Please consider: There is a shit tonne of work that goes into creating movies and shows. Sherlock is seven years of building up from past expectations into something updated, both new and old. It’s the show of a detective who solves crimes. If you’ve watched it this far, then you probably enjoyed it. There are a lot of shows that are far worst than this one. Honestly, Sherlock is my favourite. I’m a character person and I absolutely loved the character development of s4. Yes, there are holes in the plot but that’s completely normal. You can’t expect something to be perfect. It’s made by humans and all humans are flawed. Please accept this little but important fact.
So: I do not agree with spamming Mark Gatiss on twitter because Johnlock didn’t happen while using queerbaiting as an argument. It’s fine if you aren’t okay with all the innuendos in the show, I know where you’re coming from. But don’t use it as an argument to support a fictional relationship that exists solely in your head. And don’t use it as an argument against a proud homosexual. Mark would not want to harm his rights. Don’t harm him. People are human. If you don’t want anyone to spam you with shit, don’t do it to others.

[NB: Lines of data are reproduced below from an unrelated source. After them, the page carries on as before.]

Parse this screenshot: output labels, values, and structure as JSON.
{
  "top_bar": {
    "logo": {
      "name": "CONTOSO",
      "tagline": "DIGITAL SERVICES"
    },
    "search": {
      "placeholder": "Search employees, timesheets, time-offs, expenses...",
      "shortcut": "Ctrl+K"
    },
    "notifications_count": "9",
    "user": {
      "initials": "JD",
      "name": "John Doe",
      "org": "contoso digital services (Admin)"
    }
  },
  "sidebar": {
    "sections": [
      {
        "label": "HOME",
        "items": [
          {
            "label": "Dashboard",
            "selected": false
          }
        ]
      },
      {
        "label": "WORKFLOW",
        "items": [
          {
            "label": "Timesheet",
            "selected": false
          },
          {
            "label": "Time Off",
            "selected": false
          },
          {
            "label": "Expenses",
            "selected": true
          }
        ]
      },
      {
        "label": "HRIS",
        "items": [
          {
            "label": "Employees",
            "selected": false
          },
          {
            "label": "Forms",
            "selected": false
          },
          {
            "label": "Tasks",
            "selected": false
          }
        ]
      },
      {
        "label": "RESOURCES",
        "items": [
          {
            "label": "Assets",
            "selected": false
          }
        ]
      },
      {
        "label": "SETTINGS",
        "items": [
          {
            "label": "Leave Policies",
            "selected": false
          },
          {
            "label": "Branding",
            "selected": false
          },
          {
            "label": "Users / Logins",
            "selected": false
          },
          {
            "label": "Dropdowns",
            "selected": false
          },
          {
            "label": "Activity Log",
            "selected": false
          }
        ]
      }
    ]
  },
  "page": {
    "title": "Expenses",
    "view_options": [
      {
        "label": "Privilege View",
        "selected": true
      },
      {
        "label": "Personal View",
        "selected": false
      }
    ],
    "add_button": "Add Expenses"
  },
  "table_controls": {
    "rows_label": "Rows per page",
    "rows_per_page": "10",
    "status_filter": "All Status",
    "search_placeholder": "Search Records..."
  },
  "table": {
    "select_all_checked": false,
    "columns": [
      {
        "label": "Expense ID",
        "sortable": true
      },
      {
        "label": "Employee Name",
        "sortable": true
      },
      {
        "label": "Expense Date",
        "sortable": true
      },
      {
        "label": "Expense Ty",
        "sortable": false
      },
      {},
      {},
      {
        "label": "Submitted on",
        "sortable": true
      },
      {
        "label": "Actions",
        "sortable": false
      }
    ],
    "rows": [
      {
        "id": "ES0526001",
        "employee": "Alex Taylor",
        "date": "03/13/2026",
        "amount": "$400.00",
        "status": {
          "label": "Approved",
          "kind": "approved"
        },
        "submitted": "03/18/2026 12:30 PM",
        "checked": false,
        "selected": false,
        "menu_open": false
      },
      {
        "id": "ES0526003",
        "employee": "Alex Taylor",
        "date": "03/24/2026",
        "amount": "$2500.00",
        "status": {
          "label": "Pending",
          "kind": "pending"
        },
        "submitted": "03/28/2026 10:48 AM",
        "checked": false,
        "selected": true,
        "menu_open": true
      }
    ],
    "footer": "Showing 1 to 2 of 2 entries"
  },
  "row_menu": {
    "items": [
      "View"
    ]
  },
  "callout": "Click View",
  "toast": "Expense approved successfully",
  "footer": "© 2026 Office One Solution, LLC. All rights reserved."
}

Also: Johnlock has nothing to do with Mark’s acting/writing skills. Mark’s a great actor. His M Snow in Being Human was the creepiest fucking shit I had ever seen. It was glorious. 
Basically: I’m fine if you think there’s queerbaiting. I’m fine if you ship Johnlock. I am not fine if you mix the two to insult someone who is queer, worked really hard on the show, and in general is a fantastic man.
I am trying to find a middle between the Johnlockers who are getting mad at the show and the people who are getting mad at the Johnlockers.
If everyone could stop being rude it would be great.